A lot of people get unduly exercised, indeed a bit hysterical, about urine; which is a) sterile b) mildly antiseptic and c) remarkably good for the garden. It's less true of women than men that urine is sterile because there is a natural flora in the vagina, but those are Good Bacteria. I've written before about the virtues of peeing in the shower which include getting fewer cases of athlete's foot and verruccas [it's the antisepsis, silly]. Actually, that potentially beneficial effect is probably unlikely because of the dilution factor.

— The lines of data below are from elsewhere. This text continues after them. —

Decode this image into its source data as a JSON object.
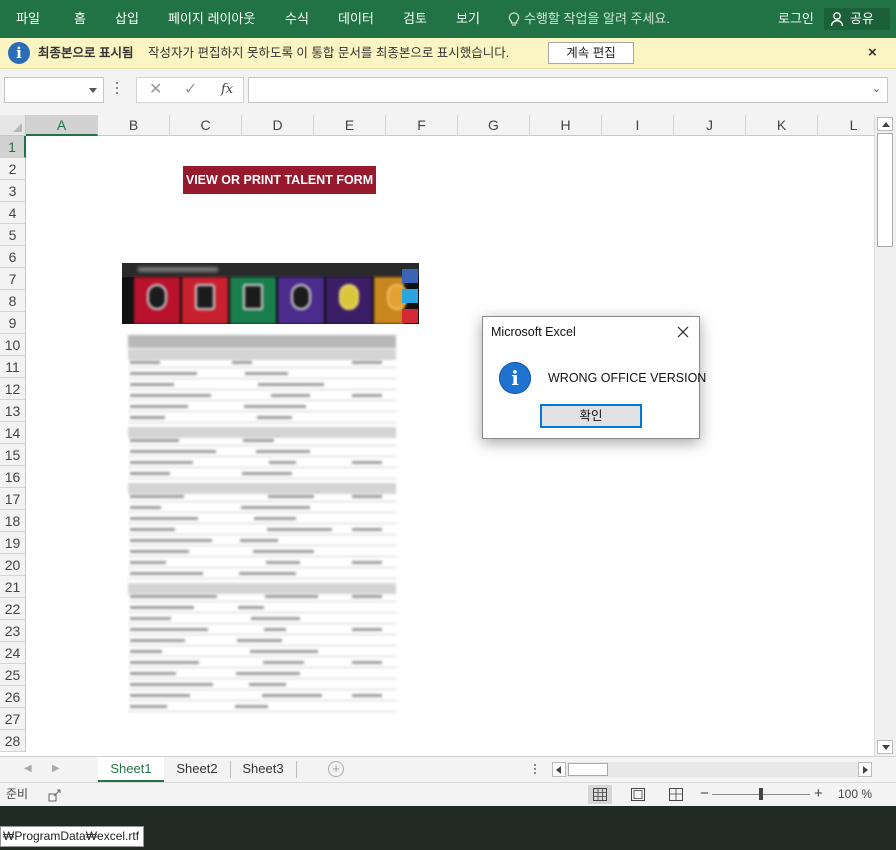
{
  "ribbon": {
    "tabs": [
      "파일",
      "홈",
      "삽입",
      "페이지 레이아웃",
      "수식",
      "데이터",
      "검토",
      "보기"
    ],
    "tell_me_placeholder": "수행할 작업을 알려 주세요.",
    "login_label": "로그인",
    "share_label": "공유"
  },
  "message_bar": {
    "title": "최종본으로 표시됨",
    "text": "작성자가 편집하지 못하도록 이 통합 문서를 최종본으로 표시했습니다.",
    "button_label": "계속 편집",
    "close_glyph": "×"
  },
  "formula_bar": {
    "name_box_value": "",
    "cancel_glyph": "✕",
    "enter_glyph": "✓",
    "fx_label": "fx",
    "formula_value": ""
  },
  "grid": {
    "selected_column": "A",
    "selected_row": "1",
    "columns": [
      "A",
      "B",
      "C",
      "D",
      "E",
      "F",
      "G",
      "H",
      "I",
      "J",
      "K",
      "L"
    ],
    "rows": [
      "1",
      "2",
      "3",
      "4",
      "5",
      "6",
      "7",
      "8",
      "9",
      "10",
      "11",
      "12",
      "13",
      "14",
      "15",
      "16",
      "17",
      "18",
      "19",
      "20",
      "21",
      "22",
      "23",
      "24",
      "25",
      "26",
      "27",
      "28"
    ]
  },
  "sheet": {
    "banner_label": "VIEW OR PRINT TALENT FORM"
  },
  "sheet_tabs": {
    "tabs": [
      "Sheet1",
      "Sheet2",
      "Sheet3"
    ],
    "active": "Sheet1",
    "add_glyph": "+"
  },
  "status_bar": {
    "ready_label": "준비",
    "zoom_label": "100 %",
    "zoom_minus": "−",
    "zoom_plus": "+"
  },
  "dialog": {
    "title": "Microsoft Excel",
    "message": "WRONG OFFICE VERSION",
    "ok_label": "확인",
    "icon_glyph": "i"
  },
  "taskbar": {
    "path_text": "₩ProgramData₩excel.rtf"
  },
  "colors": {
    "ribbon_green": "#217346",
    "message_bar_yellow": "#fbf5c3",
    "banner_red": "#97192e",
    "dialog_info_blue": "#1f73d0",
    "dialog_button_border": "#0078d7"
  },
  "icons": {
    "tell_me": "lightbulb-icon",
    "share": "person-icon",
    "message_bar": "info-icon",
    "dialog": "info-icon",
    "dialog_close": "close-icon"
  }
}
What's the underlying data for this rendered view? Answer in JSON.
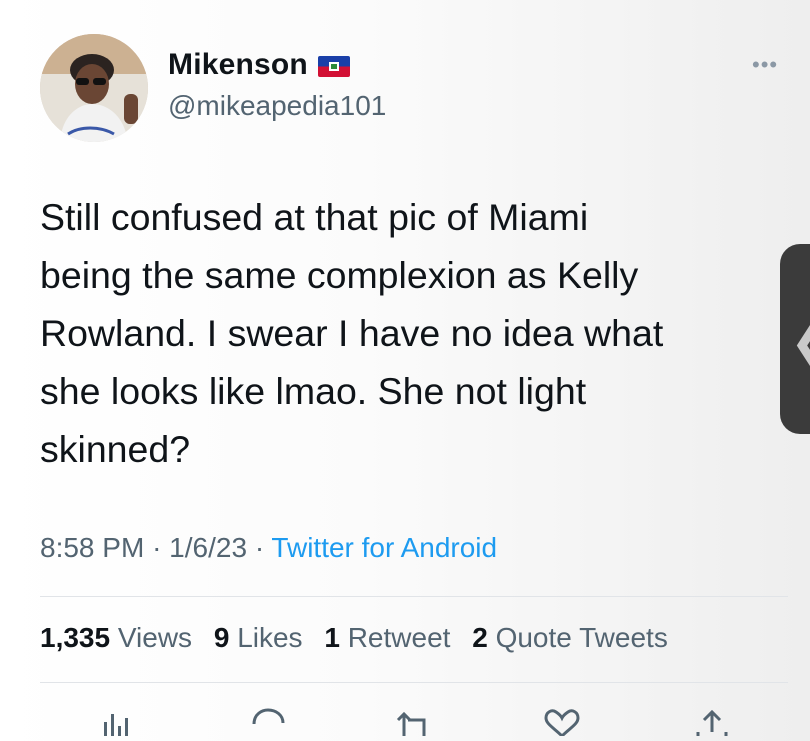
{
  "user": {
    "display_name": "Mikenson",
    "handle": "@mikeapedia101",
    "flag_icon": "haiti-flag"
  },
  "tweet": {
    "text_lines": [
      "Still confused at that pic of Miami",
      "being the same complexion as Kelly",
      "Rowland. I swear I have no idea what",
      "she looks like lmao. She not light",
      "skinned?"
    ],
    "time": "8:58 PM",
    "separator": "·",
    "date": "1/6/23",
    "source": "Twitter for Android"
  },
  "stats": {
    "views_count": "1,335",
    "views_label": "Views",
    "likes_count": "9",
    "likes_label": "Likes",
    "retweets_count": "1",
    "retweets_label": "Retweet",
    "quotes_count": "2",
    "quotes_label": "Quote Tweets"
  },
  "actions": [
    "analytics-icon",
    "reply-icon",
    "retweet-icon",
    "like-icon",
    "share-icon"
  ],
  "side_tab": {
    "arrow": "❮"
  },
  "colors": {
    "text": "#0f1419",
    "secondary": "#536471",
    "link": "#1d9bf0",
    "icon": "#536471"
  }
}
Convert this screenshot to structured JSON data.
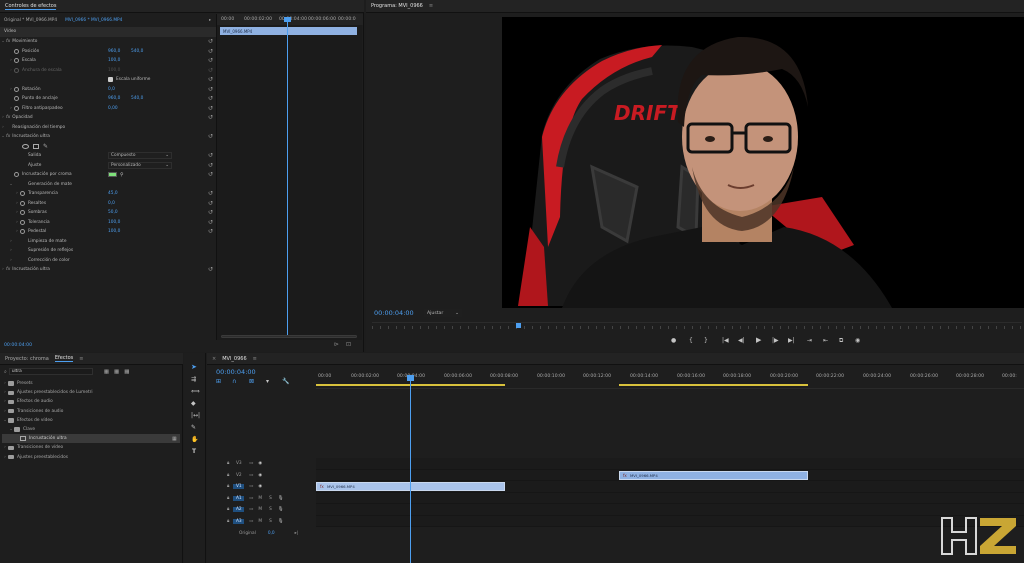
{
  "effect_controls": {
    "tab_title": "Controles de efectos",
    "source_label": "Original * MVI_0966.MP4",
    "clip_label": "MVI_0966 * MVI_0966.MP4",
    "mini_timeline": [
      "00:00",
      "00:00:02:00",
      "00:00:04:00",
      "00:00:06:00",
      "00:00:0"
    ],
    "clip_chip": "MVI_0966.MP4",
    "section_video": "Vídeo",
    "rows": [
      {
        "label": "Movimiento",
        "kind": "fx"
      },
      {
        "label": "Posición",
        "v1": "960,0",
        "v2": "540,0"
      },
      {
        "label": "Escala",
        "v1": "100,0"
      },
      {
        "label": "Anchura de escala",
        "v1": "100,0",
        "disabled": true
      },
      {
        "label": "Escala uniforme",
        "kind": "checkbox"
      },
      {
        "label": "Rotación",
        "v1": "0,0"
      },
      {
        "label": "Punto de anclaje",
        "v1": "960,0",
        "v2": "540,0"
      },
      {
        "label": "Filtro antiparpadeo",
        "v1": "0,00"
      },
      {
        "label": "Opacidad",
        "kind": "fx"
      },
      {
        "label": "Reasignación del tiempo",
        "kind": "fx"
      },
      {
        "label": "Incrustación ultra",
        "kind": "fx"
      },
      {
        "label": "",
        "kind": "masks"
      },
      {
        "label": "Salida",
        "dropdown": "Compuesto"
      },
      {
        "label": "Ajuste",
        "dropdown": "Personalizado"
      },
      {
        "label": "Incrustación por croma",
        "kind": "swatch"
      },
      {
        "label": "Generación de mate",
        "kind": "group"
      },
      {
        "label": "Transparencia",
        "v1": "45,0"
      },
      {
        "label": "Resaltes",
        "v1": "0,0"
      },
      {
        "label": "Sombras",
        "v1": "50,0"
      },
      {
        "label": "Tolerancia",
        "v1": "100,0"
      },
      {
        "label": "Pedestal",
        "v1": "100,0"
      },
      {
        "label": "Limpieza de mate",
        "kind": "group"
      },
      {
        "label": "Supresión de reflejos",
        "kind": "group"
      },
      {
        "label": "Corrección de color",
        "kind": "group"
      },
      {
        "label": "Incrustación ultra",
        "kind": "fx"
      }
    ],
    "timecode": "00:00:04:00"
  },
  "program": {
    "tab_title": "Programa: MVI_0966",
    "timecode": "00:00:04:00",
    "fit_label": "Ajustar",
    "chair_brand": "DRIFT",
    "transport_icons": [
      "marker-icon",
      "in-point-icon",
      "out-point-icon",
      "go-to-in-icon",
      "step-back-icon",
      "play-icon",
      "step-forward-icon",
      "go-to-out-icon",
      "lift-icon",
      "extract-icon",
      "export-frame-icon",
      "settings-icon"
    ],
    "transport_glyphs": [
      "●",
      "{",
      "}",
      "|◀",
      "◀|",
      "▶",
      "|▶",
      "▶|",
      "⇥",
      "⇤",
      "⧉",
      "◉"
    ]
  },
  "project": {
    "tab_project": "Proyecto: chroma",
    "tab_effects": "Efectos",
    "search_value": "ultra",
    "tree": [
      {
        "label": "Presets",
        "indent": 0
      },
      {
        "label": "Ajustes preestablecidos de Lumetri",
        "indent": 0
      },
      {
        "label": "Efectos de audio",
        "indent": 0
      },
      {
        "label": "Transiciones de audio",
        "indent": 0
      },
      {
        "label": "Efectos de vídeo",
        "indent": 0,
        "open": true
      },
      {
        "label": "Clave",
        "indent": 1,
        "open": true
      },
      {
        "label": "Incrustación ultra",
        "indent": 2,
        "selected": true
      },
      {
        "label": "Transiciones de vídeo",
        "indent": 0
      },
      {
        "label": "Ajustes preestablecidos",
        "indent": 0
      }
    ]
  },
  "timeline": {
    "tab_title": "MVI_0966",
    "timecode": "00:00:04:00",
    "ruler": [
      "00:00",
      "00:00:02:00",
      "00:00:04:00",
      "00:00:06:00",
      "00:00:08:00",
      "00:00:10:00",
      "00:00:12:00",
      "00:00:14:00",
      "00:00:16:00",
      "00:00:18:00",
      "00:00:20:00",
      "00:00:22:00",
      "00:00:24:00",
      "00:00:26:00",
      "00:00:28:00",
      "00:00:"
    ],
    "tracks": [
      {
        "name": "V3",
        "type": "video"
      },
      {
        "name": "V2",
        "type": "video"
      },
      {
        "name": "V1",
        "type": "video",
        "active": true
      },
      {
        "name": "A1",
        "type": "audio"
      },
      {
        "name": "A2",
        "type": "audio"
      },
      {
        "name": "A3",
        "type": "audio"
      }
    ],
    "track_letters": {
      "mute": "M",
      "solo": "S"
    },
    "master_label": "Original",
    "master_value": "0,0",
    "clip_v2": "MVI_0966.MP4",
    "clip_v1": "MVI_0966.MP4"
  },
  "watermark": "HZ"
}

The dilution factor came up front & centre earlier in the month when the Grauniad and the blogosphere [Metafilter] spent a penny's worth on the subject of urination in swimming pools and whether we the swimming public should be concerned. I don't really like swimming - the medium is cold and wet - but I did go with Dau.I and Dau.II when they were a) small and b) grew importunate about having their father in the pool with them. I was a convenient post to hold on to when they got tired. When actually swimming, I always felt I was going to bump into a bobbing band-aid with my nose, which has indeed happened to me once - once too much! But I never worried about the skin flakes, sweat or other bodily fluids which made up the medium because I am a) numerate and b) not OCD [much]. The point is that there is a lot of water in a swimming pool and only a little water in a bladder. Even if every punter leaked a little, it wouldn't amount to much. And what is it that you're concerned about? given that urine is a dilute solution of urea with vanishingly small quantities of other compounds. It is increasingly the custom to ensure that all swimmers wear bathing caps to keep the hair on their heads and I guess that is a good idea. I can imagine that an accumulation of hair will eventually clog the filters. Bald ? You often have to wear the hat aNNyway, because the operatives [I won't call them Effectives] in the pool can't be programmed to interpret the rules for sense. Is it only a matter of time before we are compelled to shave our oxters or wear little under-arm covers?
Another pee-pee link was in the blogosphere a while back. The German space agency DLR Deutsches Zentrum für Luft- und Raumfahr has been investigating the value of urine for providing sustainable food on long-time space voyages - either going round and round in the ISS or making a bee-line for Mars or TRAPPIST-1. One of the key elements in the scheme is using bacteria to process the nitrogen in the urine - primarily urea which is rather inert and mostly harmless but which has a tendency to break down into ammonia which is quite toxic: ammonia will clean your toilet bowl and U-bend rather effectively. When I worked in the aquarium in Rotterdam we filtered the water through a sandwich of filterwatten and activated charcoal. The filterwatten - I just looked this up - was probably made of polyethylene terephthalate = PET; another use for this remarkable polymer. Between two layers of PET to catch the big bits, the activated charcoal was basically a set of microscopic tubes and hidey-holes effectively infinite in size. Lodged on the sides of these hollows a community of Nitrosomonas and Nitrobacter grows up and does the chemical conversion. Periodically we would clean the filters, but we'd only tip out and replace half the charcoal the remainder served to seed the fresh stuff. Likewise, once a month we'd do a water-verversen: empty half the tank and fill up with unchlorinated fresh water.
Plants prefer nitrates and we prefer to eat plants rather than cakes made of compressed bacteria; although that is surely another option for feeding those astronauts. If this all reminds you of Dune - book or film - where water is the precious resource and limiting factor - it must be the way I tell it. If you haven't read the book, the relevant spoiler is that when a person died on the desert planet they wrapped the body up in a special cloth and wrung it dry; keeping the water and discarding the husk. I guess the Germans will be too squeamish about the scared temple that is the human body to do anything like that. The metafilter re-churn of the BBC report elicits some wit - if those Longdistancespacejourneygermans [Langstreckenraumfahrt is a word] are going to grow tomatoes from urine surely they will be better growing peas or leeks - ho ho, pee-pee jokes, I too was schoolboy once upon a time.